FOR all its weighty themes, however, Khamosh Pani is no bleak docu-drama. In fact, its extraordinary appeal flows from the fact that it is simply a good story, unfussy in the telling, and true to its milieu. Paromita Vohra and Sabiha Sumar do not shy away from the adroit use of the Bollywood staples of song, dance, and flashback - Ayesha's past is revealed in fleeting images from submerged memory. And it is often from the casual exchanges at the tea shop and the salon that a picture of the frightening change imminent in the social life of Charkhi emerges. "Do you know why Zia's barber says the word `election' when he cuts his hair?" Mahboob, the barber, jokes with his customers. "Because it makes Zia's hair stand on end and he can cut it better!" Their guffaws subside as they catch sight of Rashid and Mazhar, the fundamentalist leaders from the city who have come talent scouting in Charkhi, glowering silently at them.

"It is not a geography or history lesson; it's a film, it's a story," insists Paromita Vohra. "Whatever you take away from it, about history, about Partition, about women, is great," she says, but she was guided by an artistic impulse more than anything else. Reading Urvashi Butalia and Ritu Menon helped to create an "emotional landscape" in her mind, and travelling to Pakistan helped her understand, in a way she never had before, the criss-crossing of class and poverty that fuels fundamentalism in that country. But when it came to writing the screenplay, Paromita Vohra wanted most of all to create characters who act with "psychological clarity". "When their motivation is clear, cultural specificity doesn't matter," she says. That is why Khamosh Pani does not have the "explanatory tone that is often inevitable in films that are made in this part of the world but have to play in that part of the world".

In fact, Sabiha Sumar has been struck by the ways in which people understand and relate to the characters of the film - whether in Canada, France, Germany, Switzerland, India or Pakistan. "Women have come up to me and talked about their sons joining the National Front in France or the neo-Nazi movement". And in Pakistan, where she has just taken the film on a road-show across the country, some women say to her: "My son has joined the jehad because the maulvis asked him to, even though I told him it was a political hoax." The film, shot entirely in Wah village, near Peshawar, was made in fits and starts over four years. First, there were problems raising money (until Vidhi Films, Sumar's production company, secured support from France and Germany), and then shooting had to stop after September 11, 2001, when the German crew had to leave Pakistan.
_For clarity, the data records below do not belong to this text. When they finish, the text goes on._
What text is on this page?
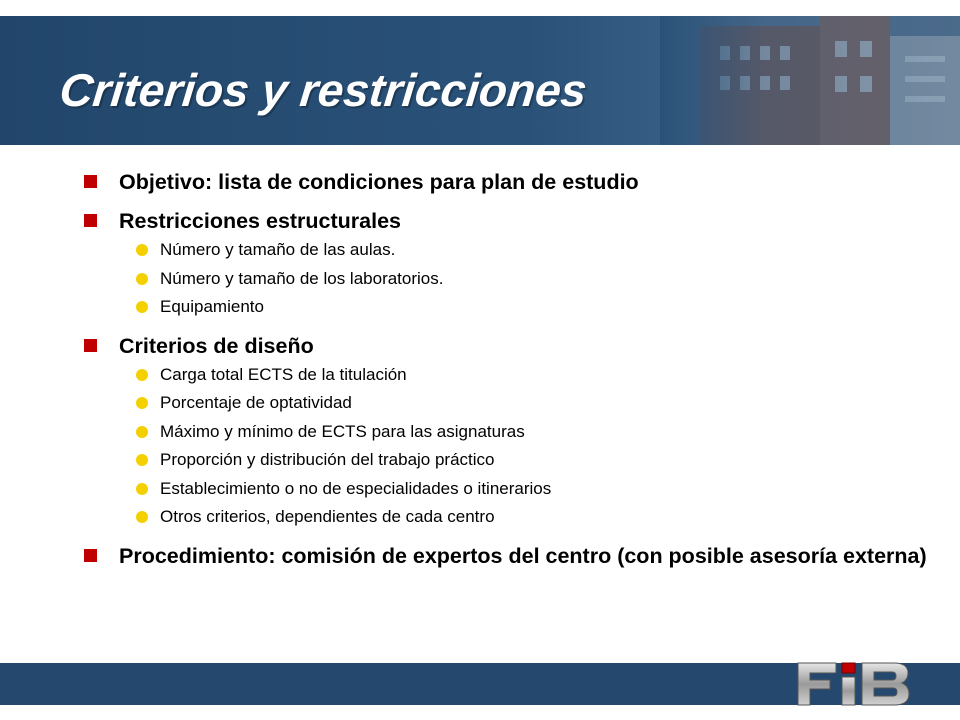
Criterios y restricciones
Objetivo: lista de condiciones para plan de estudio
Restricciones estructurales
Número y tamaño de las aulas.
Número y tamaño de los laboratorios.
Equipamiento
Criterios de diseño
Carga total ECTS de la titulación
Porcentaje de optatividad
Máximo y mínimo de ECTS para las asignaturas
Proporción y distribución del trabajo práctico
Establecimiento o no de especialidades o itinerarios
Otros criterios, dependientes de cada centro
Procedimiento: comisión de expertos del centro (con posible asesoría externa)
Released last year, Khamosh Pani has won over its audiences wherever it has played. It has picked up a slew of awards (including the Golden Leopard for best picture and the award for best actress during its world premiere at the Locarno International Film Festival, and for best screenplay at the Kara Film Festival in Karachi). It was shown to acclaim at the Mumbai International Film Festival, the Sundance Film Festival and, most recently, the New Directors/New Films Series 2004 in New York. Small independent movies rarely get past the film festival circuit to make a dent in the arena of commercial cinema; what is surprising is that no distributor has yet been able to seize upon the new bonhomie between India and Pakistan to pitch this joint venture to reach wider national audiences in both countries.

"I very much believe in the power of art to change the world, to understand humanity, to tell stories," says Paromita Vohra. "But you have to tell a story that rings true and not have a schematic approach.... The story has to be larger than the particular history." It is a tribute to the talent of its creators that Khamosh Pani tells a tale that many will see as a story that touches their lives even as it brings home the troubling history of our times.

Bharati Sadasivam is a writer based in New York.